I had the opportunity to work at the Medicines Patent Pool last summer. From my work at the Pool, meetings and conferences I was able to attend, and conversations with various individuals, I was able to learn about some trends and challenges facing the Pool and access to medicines in general. I wanted to share a few of these.
Access to medicines in middle-income countries
When the Medicine Patent Pool’s first license with a pharmaceutical company, Gilead Sciences, was signed, it sparked a deluge of comments from NGO’s and civil society groups. The reactions generally fell into two categories. First, many expressed gratification at what the license represented and the promise of increasing access to Gilead’s products.
However a sizeable number expressed displeasure at some of the specific terms in the license. The problem for many was that the license excluded those in middle-income countries, where most of the world’s poor currently live. This is likely to represent a source of considerable tension moving into the future. While it is relatively easy for a pharmaceutical manufacturer to write off the market in Gabon or Burundi, it is far less likely that they will do so in Brazil, India, China or South Africa, which they see as huge sources of future revenues. Unfortunately, a large proportion of people in these middle-income countries still live in dire poverty, little better than those in most developing countries. The debate over access licensing in middle-income countries is unlikely to be resolved easily or soon.
Another important issue that has been present since TRIPS was passed, but has become increasingly in the spotlight in the past few years, are “TRIPS-plus” agreements, which are generally free-trade agreements. Two prominent current examples are the Anti-Counterfeiting Trade Agreement (ACTA) and the India-E.U. FTA, which have been criticized for attempting to introduce provisions imposing onerous data-exclusivity requirements, civil trademark enforcement mechanisms without a requirement of intent, cross-border seizure, and extreme punishments for IP violations.
With political consensus for stricter IP rights having largely evaporated from international organizations such as WTO and WIPO, access battles are increasingly being fought bilaterally. This imposes special challenges to those who want to insure access is being protected since even the existence of these negotiations is often kept secret.

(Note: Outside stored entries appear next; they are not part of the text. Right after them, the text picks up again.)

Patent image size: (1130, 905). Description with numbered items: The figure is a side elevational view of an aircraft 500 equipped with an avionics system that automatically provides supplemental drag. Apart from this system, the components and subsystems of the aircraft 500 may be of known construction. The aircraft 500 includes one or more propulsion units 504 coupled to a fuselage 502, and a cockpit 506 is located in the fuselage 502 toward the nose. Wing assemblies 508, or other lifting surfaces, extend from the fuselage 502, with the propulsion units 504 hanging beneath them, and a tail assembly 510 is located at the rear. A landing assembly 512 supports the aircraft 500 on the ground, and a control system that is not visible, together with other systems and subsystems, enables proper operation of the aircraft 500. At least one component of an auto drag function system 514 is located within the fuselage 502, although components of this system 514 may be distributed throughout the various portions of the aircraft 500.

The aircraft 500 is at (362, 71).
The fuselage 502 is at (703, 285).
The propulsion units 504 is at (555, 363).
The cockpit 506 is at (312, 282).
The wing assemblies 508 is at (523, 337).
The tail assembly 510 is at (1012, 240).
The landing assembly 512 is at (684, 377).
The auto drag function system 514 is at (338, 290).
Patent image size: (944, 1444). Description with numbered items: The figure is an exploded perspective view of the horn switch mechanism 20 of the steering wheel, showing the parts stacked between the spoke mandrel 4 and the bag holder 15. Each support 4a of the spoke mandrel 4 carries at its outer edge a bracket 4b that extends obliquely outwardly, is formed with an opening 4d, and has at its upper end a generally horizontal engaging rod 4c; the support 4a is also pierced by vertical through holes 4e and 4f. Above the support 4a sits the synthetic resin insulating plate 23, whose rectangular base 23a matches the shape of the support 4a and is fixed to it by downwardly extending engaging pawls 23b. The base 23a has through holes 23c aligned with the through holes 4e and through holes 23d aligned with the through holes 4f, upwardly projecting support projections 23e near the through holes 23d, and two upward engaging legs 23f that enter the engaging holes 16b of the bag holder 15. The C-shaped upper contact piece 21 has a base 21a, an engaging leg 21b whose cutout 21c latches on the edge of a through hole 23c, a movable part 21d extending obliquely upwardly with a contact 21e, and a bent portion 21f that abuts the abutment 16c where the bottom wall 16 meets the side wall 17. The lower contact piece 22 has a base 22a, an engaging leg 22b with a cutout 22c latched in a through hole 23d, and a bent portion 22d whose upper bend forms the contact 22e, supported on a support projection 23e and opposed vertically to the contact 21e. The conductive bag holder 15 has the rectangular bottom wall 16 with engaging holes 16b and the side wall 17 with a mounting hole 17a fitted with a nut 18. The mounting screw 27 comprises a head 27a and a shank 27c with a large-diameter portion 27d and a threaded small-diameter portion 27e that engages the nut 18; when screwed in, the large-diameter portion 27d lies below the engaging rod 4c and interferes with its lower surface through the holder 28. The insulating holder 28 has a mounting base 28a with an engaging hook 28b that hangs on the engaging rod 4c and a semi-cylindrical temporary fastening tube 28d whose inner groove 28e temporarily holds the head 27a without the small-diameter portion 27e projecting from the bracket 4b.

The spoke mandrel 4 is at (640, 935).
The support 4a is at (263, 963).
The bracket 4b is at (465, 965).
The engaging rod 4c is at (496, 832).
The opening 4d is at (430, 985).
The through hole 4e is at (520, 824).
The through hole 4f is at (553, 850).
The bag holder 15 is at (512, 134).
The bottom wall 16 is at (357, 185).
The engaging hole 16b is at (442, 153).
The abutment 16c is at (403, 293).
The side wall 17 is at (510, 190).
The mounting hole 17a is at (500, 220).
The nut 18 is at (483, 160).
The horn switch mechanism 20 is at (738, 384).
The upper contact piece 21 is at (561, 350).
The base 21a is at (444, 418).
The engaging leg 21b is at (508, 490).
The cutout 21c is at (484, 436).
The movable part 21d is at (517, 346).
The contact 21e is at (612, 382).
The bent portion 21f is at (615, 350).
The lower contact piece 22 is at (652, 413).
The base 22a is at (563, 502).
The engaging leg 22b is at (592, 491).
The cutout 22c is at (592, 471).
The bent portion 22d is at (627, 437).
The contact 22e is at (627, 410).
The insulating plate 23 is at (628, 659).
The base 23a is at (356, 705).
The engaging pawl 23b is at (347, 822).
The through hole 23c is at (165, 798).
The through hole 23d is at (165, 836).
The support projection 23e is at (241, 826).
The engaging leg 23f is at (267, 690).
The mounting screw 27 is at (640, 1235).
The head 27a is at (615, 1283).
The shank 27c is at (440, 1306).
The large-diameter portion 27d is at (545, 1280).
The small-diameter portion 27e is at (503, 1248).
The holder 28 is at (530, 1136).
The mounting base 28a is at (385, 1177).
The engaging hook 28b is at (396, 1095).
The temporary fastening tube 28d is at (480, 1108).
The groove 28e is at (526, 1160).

We’ve touched on this in class, but the concept of Treatment 2.0, or Treatment-as-Prevention, is having a profound effect on the access to medicines community. This has muted an often-contentious debate between those advocating for treatment vs. prevention and has increased the demand for treatment. It means that access to ART is an increasingly important tool in the fight against HIV/AIDS.
Confronting budget constraints
With vital programs such as PEPFAR and the Global Fund facing increasingly severe budget cuts or instability—and with the probability of this trend continuing into the foreseeable future—the access to medicines community has to find creative ways to provide more treatment with fewer funds. The shift from a single focus on HIV has become (rightly, I believe) a more diffuse effort to address diseases and conditions that effect resource-limited settings (e.g. the shift in U.S. emphasis from PEPFAR to the Global Health Initiative). However, this means that achieving the level of access to ART necessary to end the pandemic will require creative strategies, more funding, and lower prices, particularly for second- and third-line ART, which will become increasingly important as people in resource-limited settings live longer.